Wednesday, November 11, 2009

Milonga Jungle Creatures Part Two: Those who DO dance

In part one, I mentioned the Milonga Jungle Creatures that I avoid (Black Widow, Kitty-on-a-Leash, Gretel Grudge, etc.). Now here are some other creatures, whom I have catalogued while on one of my Milonga Jungle excursions.

The Enigma Creatures: Some women do not dance as much as they like. Alicia my friend and first tango coach does not dance as much as she likes because she can dance every dance and all night. She was born in stilettos. Luckily it was a head-first birth. In part, I am writing this for her. Having the ability to learn from the creatures who dance is important. I think I know about these dancing creatures better than many women because they capture me! So far they let me go after 3 or 4 songs. However, I hope that ladies leave some more ideas in a comment.

Ladies, learn from these creatures:

Miss Aisle B. Dancing: Some women stand in the aisle as men are coming off the floor, with that “dance with me” look in their eyes. That works for them. This is sales, a numbers game. Rejection cannot ruin you in the sales game.

The Romance Novelist: The woman with the aura about her just sitting there may be writing a hot romance novel in her head. She has that look of I-just-love-being-here all over her face. Why is she blushing and fanning herself?

Amy Magnetist: She has some sort of power over men. Did she read this in a book, or is she the Black Widow in disguise? Anyway, get a book on animal magnetism.

Helga Hypnotist: She learned long ago how to hypnotize the best dancers at the refreshment table, and dance all night!

Gretta Moovit-Baybee: She moves to the music while sitting or standing. I dance with this tanguera most when I am an out-of-town dancer. She is almost always fun to dance with, and often a great dancer.

Permit Patty: Before a milonga she asks for me for a “permit to ask for a dance” or I more often give her the permit. Either works. Permit Patty comes all dressed up to the milonga after a class and I don’t even recognizer her until she is asking me. I am so relieved that she found me because I would not have even seen her. It is an honor to be asked by Permit Patty.
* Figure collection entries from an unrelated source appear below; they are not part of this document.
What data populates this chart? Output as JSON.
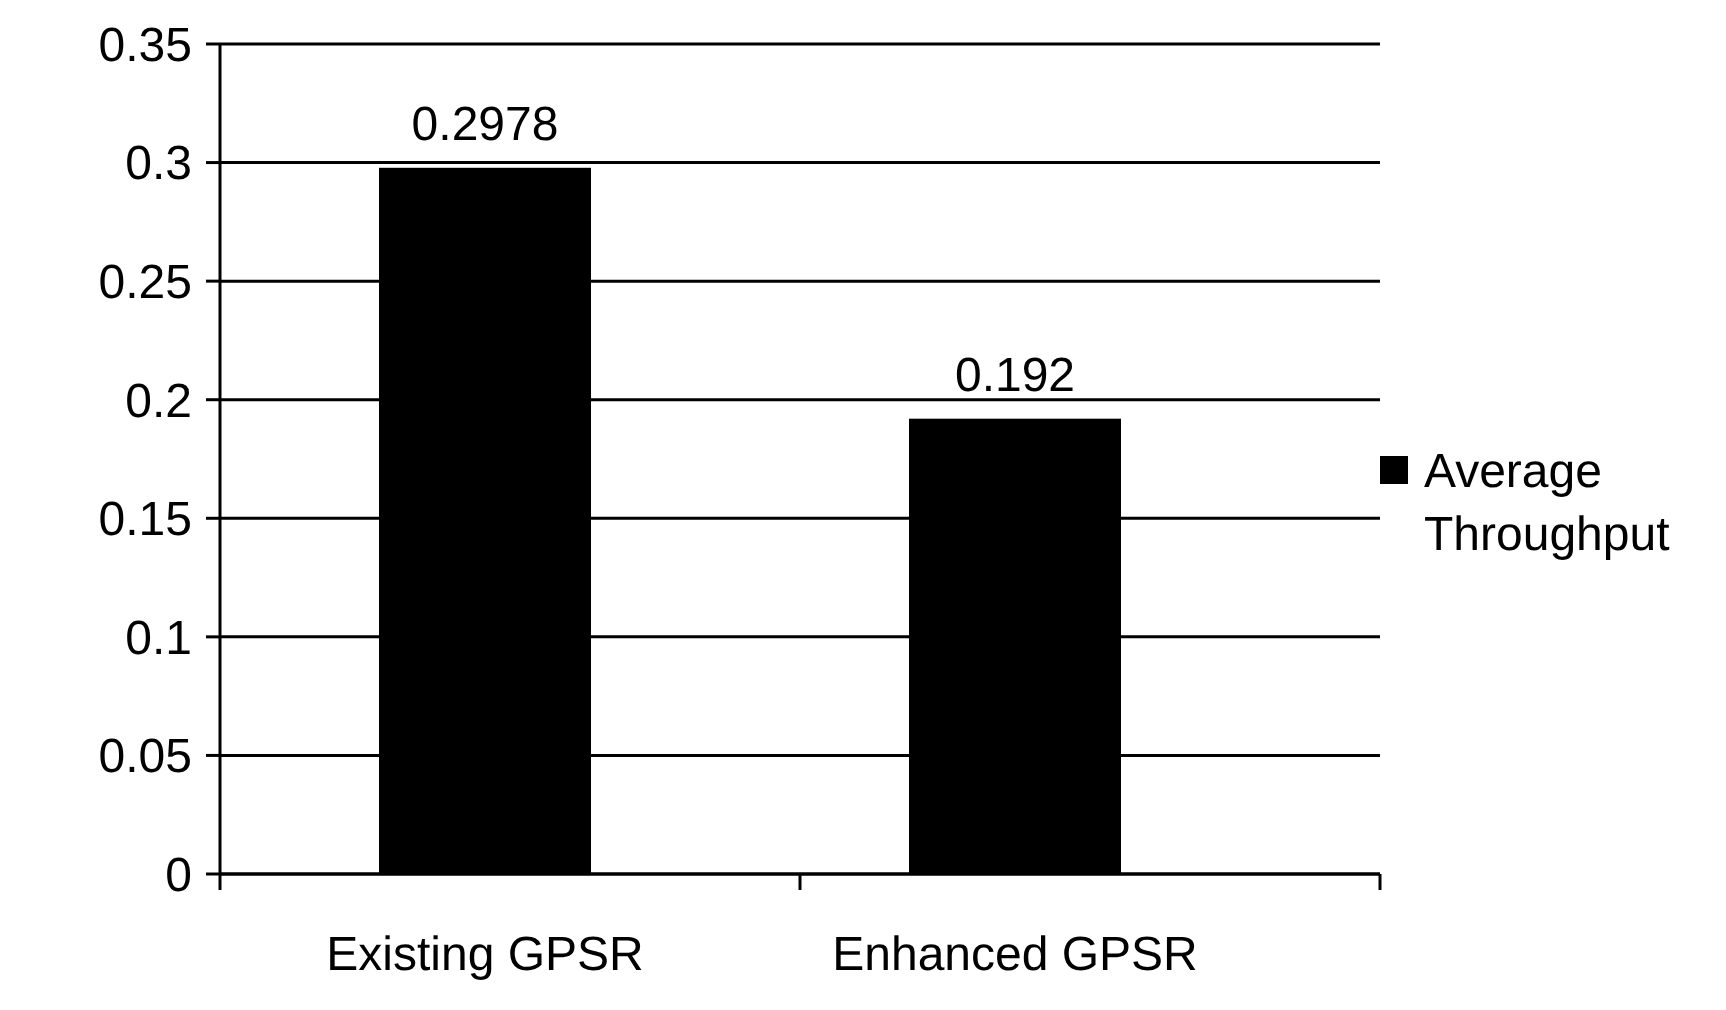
{
  "chart_data": {
    "type": "bar",
    "categories": [
      "Existing GPSR",
      "Enhanced GPSR"
    ],
    "series": [
      {
        "name": "Average Throughput",
        "color": "#000000",
        "values": [
          0.2978,
          0.192
        ]
      }
    ],
    "ylim": [
      0,
      0.35
    ],
    "yticks": [
      0,
      0.05,
      0.1,
      0.15,
      0.2,
      0.25,
      0.3,
      0.35
    ],
    "grid": "y",
    "legend": "right",
    "data_labels": true
  }
}
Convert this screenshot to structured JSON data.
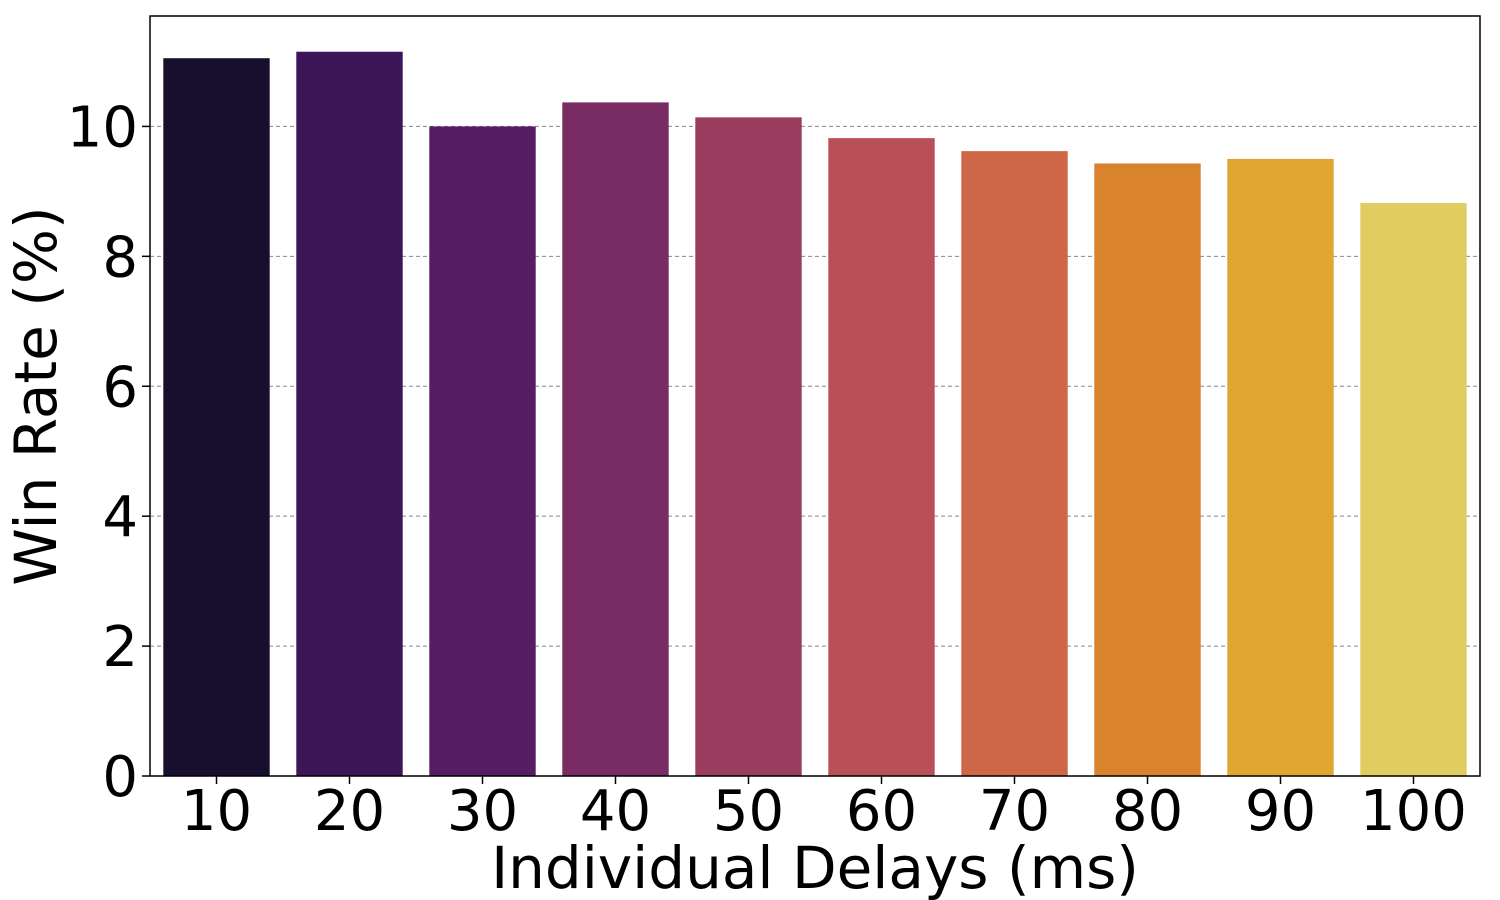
{
  "chart_data": {
    "type": "bar",
    "title": "",
    "xlabel": "Individual Delays (ms)",
    "ylabel": "Win Rate (%)",
    "categories": [
      "10",
      "20",
      "30",
      "40",
      "50",
      "60",
      "70",
      "80",
      "90",
      "100"
    ],
    "values": [
      11.05,
      11.15,
      10.0,
      10.37,
      10.14,
      9.82,
      9.62,
      9.43,
      9.5,
      8.82
    ],
    "ylim": [
      0,
      11.7
    ],
    "yticks": [
      0,
      2,
      4,
      6,
      8,
      10
    ],
    "grid": "y-dashed",
    "legend": "none",
    "colors": [
      "#180f2f",
      "#3c1658",
      "#561c66",
      "#782c63",
      "#9a3d5f",
      "#b94f57",
      "#cd6747",
      "#d9832e",
      "#dfa632",
      "#e0cc60"
    ]
  }
}
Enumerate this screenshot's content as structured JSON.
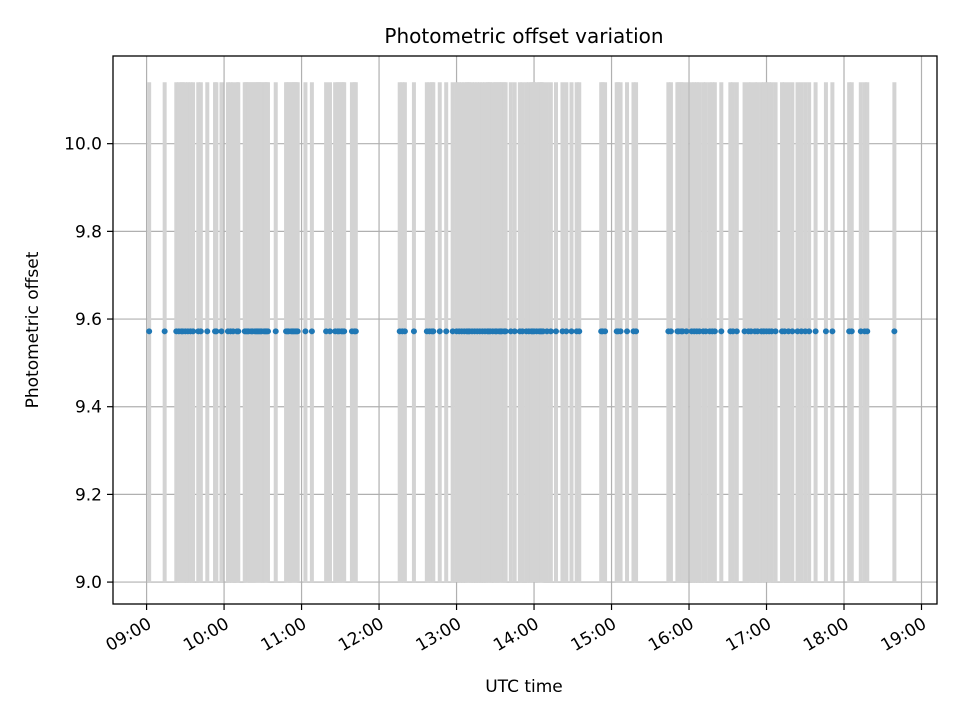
{
  "chart_data": {
    "type": "scatter",
    "title": "Photometric offset variation",
    "xlabel": "UTC time",
    "ylabel": "Photometric offset",
    "xlim": [
      "08:34",
      "19:12"
    ],
    "ylim": [
      8.95,
      10.2
    ],
    "x_ticks": [
      "09:00",
      "10:00",
      "11:00",
      "12:00",
      "13:00",
      "14:00",
      "15:00",
      "16:00",
      "17:00",
      "18:00",
      "19:00"
    ],
    "y_ticks": [
      "9.0",
      "9.2",
      "9.4",
      "9.6",
      "9.8",
      "10.0"
    ],
    "grid": true,
    "series": [
      {
        "marker_color": "#1f77b4",
        "bar_color": "#d3d3d3",
        "bar_range": [
          9.0,
          10.14
        ],
        "y_value": 9.572,
        "x": [
          "09:02",
          "09:14",
          "09:23",
          "09:25",
          "09:27",
          "09:28",
          "09:30",
          "09:32",
          "09:34",
          "09:36",
          "09:40",
          "09:42",
          "09:47",
          "09:53",
          "09:54",
          "09:58",
          "10:03",
          "10:05",
          "10:07",
          "10:10",
          "10:11",
          "10:16",
          "10:17",
          "10:18",
          "10:19",
          "10:21",
          "10:22",
          "10:24",
          "10:25",
          "10:26",
          "10:27",
          "10:28",
          "10:29",
          "10:31",
          "10:32",
          "10:33",
          "10:34",
          "10:40",
          "10:48",
          "10:49",
          "10:50",
          "10:52",
          "10:53",
          "10:54",
          "10:55",
          "10:56",
          "10:57",
          "11:03",
          "11:08",
          "11:19",
          "11:22",
          "11:26",
          "11:28",
          "11:29",
          "11:31",
          "11:32",
          "11:33",
          "11:39",
          "11:41",
          "11:42",
          "12:16",
          "12:18",
          "12:20",
          "12:27",
          "12:37",
          "12:39",
          "12:41",
          "12:42",
          "12:47",
          "12:52",
          "12:57",
          "13:00",
          "13:02",
          "13:04",
          "13:06",
          "13:08",
          "13:09",
          "13:10",
          "13:12",
          "13:14",
          "13:16",
          "13:18",
          "13:20",
          "13:22",
          "13:24",
          "13:25",
          "13:26",
          "13:28",
          "13:30",
          "13:31",
          "13:33",
          "13:34",
          "13:35",
          "13:37",
          "13:38",
          "13:42",
          "13:45",
          "13:49",
          "13:51",
          "13:54",
          "13:56",
          "13:58",
          "13:59",
          "14:00",
          "14:02",
          "14:04",
          "14:05",
          "14:06",
          "14:07",
          "14:10",
          "14:13",
          "14:17",
          "14:22",
          "14:25",
          "14:29",
          "14:33",
          "14:35",
          "14:52",
          "14:53",
          "14:55",
          "15:04",
          "15:05",
          "15:07",
          "15:12",
          "15:17",
          "15:19",
          "15:44",
          "15:46",
          "15:51",
          "15:52",
          "15:54",
          "15:55",
          "15:58",
          "16:02",
          "16:04",
          "16:06",
          "16:08",
          "16:11",
          "16:13",
          "16:16",
          "16:18",
          "16:20",
          "16:25",
          "16:32",
          "16:34",
          "16:37",
          "16:43",
          "16:46",
          "16:48",
          "16:51",
          "16:53",
          "16:56",
          "16:58",
          "17:00",
          "17:02",
          "17:04",
          "17:07",
          "17:12",
          "17:14",
          "17:17",
          "17:20",
          "17:24",
          "17:27",
          "17:30",
          "17:33",
          "17:38",
          "17:46",
          "17:51",
          "18:04",
          "18:06",
          "18:13",
          "18:16",
          "18:18",
          "18:39"
        ]
      }
    ]
  }
}
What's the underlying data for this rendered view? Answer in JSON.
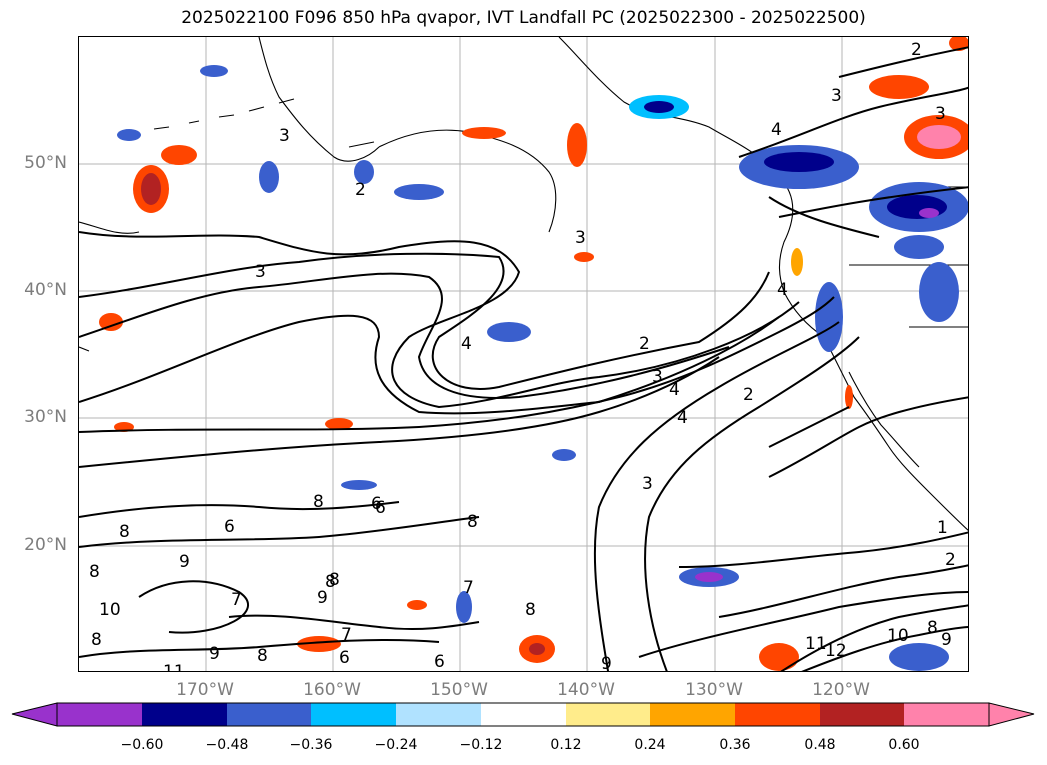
{
  "title": "2025022100 F096 850 hPa qvapor, IVT Landfall PC (2025022300 - 2025022500)",
  "lat_labels": [
    "50°N",
    "40°N",
    "30°N",
    "20°N"
  ],
  "lon_labels": [
    "170°W",
    "160°W",
    "150°W",
    "140°W",
    "130°W",
    "120°W"
  ],
  "colorbar": {
    "colors": [
      "#9932CC",
      "#00008B",
      "#3A5FCD",
      "#00BFFF",
      "#B0E2FF",
      "#FFFFFF",
      "#FFEC8B",
      "#FFA500",
      "#FF4500",
      "#B22222",
      "#FF82AB"
    ],
    "ticks": [
      "−0.60",
      "−0.48",
      "−0.36",
      "−0.24",
      "−0.12",
      "0.12",
      "0.24",
      "0.36",
      "0.48",
      "0.60"
    ]
  },
  "contour_labels": [
    "2",
    "3",
    "3",
    "4",
    "3",
    "2",
    "3",
    "4",
    "4",
    "2",
    "3",
    "1",
    "2",
    "3",
    "4",
    "3",
    "2",
    "4",
    "8",
    "6",
    "6",
    "8",
    "9",
    "8",
    "8",
    "8",
    "9",
    "10",
    "8",
    "7",
    "8",
    "6",
    "8",
    "7",
    "7",
    "9",
    "8",
    "6",
    "6",
    "9",
    "11",
    "10",
    "11",
    "12",
    "9",
    "8"
  ]
}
Fanessa Vullafun:  Having fun is 100% for her.  Fun is what Fanessa is all about.  She goes to classes to add to her "F2" (fun-factor) not snob factor, and she is my best partner, the one I'll most likely ask to dance a milonga.  We'll most likely dance more than one tanda.

Nancy Knotty: They say that the nice guy comes in last. Maybe the nice girl comes in last too. What is the opposite of nice? According to Santa, the opposite of “nice” is “naughty.” Try that ladies. (Now I am guessing.)

Cammy the Chameleon: All the above all in one woman and maybe even the option below.

LAST and least:

Femme Fatale: Handsome men get dances. Beautiful woman get dances. Beauty fades but the Milonga goes on. Give up the Femme Fatale myth as a part of your human development.

So what if the good looking lady is getting a lot of dances.  Don't forget the other creatures who may be dancing more than you.  Femme Fatale is not stealing all your dances!  Negative self-talk is.  This in cognitive therapy is called “the negative filter”  Let me suggest something that is a typical female negative filter about men, and this negative filter will ruin dancing for you: Believing that men are SO much different than women. (Research is showing this NOT to be true in spite of pop psychology – Venus/Mars stuff.) Men AND women chase after the packaging. A very handsome man from Dallas comes down and dances like a bumper car clown, and you stand in line to dance with him. (So I don't want to hear about "men are so shallow...bla, bla, bla.")

Femme Fatale be damned.  Get over it and start dancing anyway.  Metamorphose into one of the many dancing Milonga Jungle Creatures if the Femme Fatale persona never possesses you or before she leaves you at some point.

If you have read this blog, you have one Permit Patty life-long memembership with me.

4 comments:

Mari said...

When I grow up can be a cross between Gretta Moovit-Baybee and The Romance Novelist? Or maybe I should just try for the chameleon, my attention span being what it is. ;)

Mari said...

lol, okay, I changed my mind. I want to be Fanessa :) I can't help liking The Romance Novelist, though - I bet she's a librarian by day.

Dieudonne said...

Mark,

I thought I was bad in stating my opinions in a matter of fact way, but you do a bloody good job.

Tango Therapist said...

Dieudonne: I am not sure if this is good or bad, but knowing you -- it's good. My intent is to help ladies dance more and be happy with themselves. Being frank was in this case the best method, don't you think?